Mental illness has always existed, and sadly, it has taken the world a long time to become more open to the idea of that. Over the past few years, though, some people who suffer from mental illnesses have begun opening up about their experiences and creating healthy, eye-opening discussions online.
With this more open discussion, though, there come people who begin to romanticize the idea of having a mental illness; those who see that depression or anxiety is suddenly being discussed, so they want to jump on the 'bandwagon'. This is happening, in a major way, across the internet, on platforms like twitter and youtube.
That being said, YouTube is actually the catalyst that reignited the fire of this topic, when YouTuber Corinna Kopf released anxiety-themed merch.
Corinna, known mostly through her association with David Dobrik and the Vlog Squad, released merchandise that read "my anxieties have anxiety" as well as hoodies with the definition of anxiety printed on the back.
Corinna posing in her "my anxieties have anxiety" merchandise. https://www.instagram.com/p/Btl91H4l60b/
While it may seem, at first, like there is nothing wrong with taking a mental illness you may have and turning it into something positive, or proudly stating that you suffer from it, making merch of it begins to teeter the line of romanticizing it. Others will see that she is making a profit off of her anxiety, and begin to use theirs as a way to do the same. Even, in some cases, people who don't have anxiety may buy the merch and start claiming that they do have it, just because an idol of theirs has it.
And even though Corinna did say that she was donating 15% of the proceeds to the ADAA (Anxiety and Depression Association of America), her merch still has the potential to do more harm than good.
Luckily, after backlash from the internet, Corinna did pull the anxiety merch from her store and issued an apology on Twitter.

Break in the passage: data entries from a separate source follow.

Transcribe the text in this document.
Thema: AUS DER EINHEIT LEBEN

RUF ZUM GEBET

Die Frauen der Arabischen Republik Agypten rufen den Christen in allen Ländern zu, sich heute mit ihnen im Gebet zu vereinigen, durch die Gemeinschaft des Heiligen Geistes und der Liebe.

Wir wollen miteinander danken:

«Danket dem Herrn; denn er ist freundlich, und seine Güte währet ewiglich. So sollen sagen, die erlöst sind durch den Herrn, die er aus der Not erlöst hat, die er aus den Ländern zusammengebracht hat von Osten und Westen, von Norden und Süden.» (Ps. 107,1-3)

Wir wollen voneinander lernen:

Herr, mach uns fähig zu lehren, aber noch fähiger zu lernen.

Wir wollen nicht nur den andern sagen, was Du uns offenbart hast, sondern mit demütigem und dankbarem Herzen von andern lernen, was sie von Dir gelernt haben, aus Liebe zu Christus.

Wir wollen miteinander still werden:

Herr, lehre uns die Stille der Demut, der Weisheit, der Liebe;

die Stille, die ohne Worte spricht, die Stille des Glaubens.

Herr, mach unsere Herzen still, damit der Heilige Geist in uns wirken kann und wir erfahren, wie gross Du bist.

She is not the first person on youtube do this, though. Other YouTubers like Grace Helbig, have released clothing that involves mental illness.
How do you tell, though, if someone is romanticizing it or not? Think about the idea behind the content. Are they praising someone for being broken and struggling; or are they uplifting them for how hard they're fighting every day? When they sell shirts with phrases that make exclamations of having mental illnesses, do the profits go towards charities or nonprofits that help with those who suffer from it; or do they keep the profits for themselves?
While I love that our society is beginning to open up more on the topic of mental illnesses, I do think that it's important to keep an eye out for situations like this, where it could sway our topics back into that of unhealthy conversations.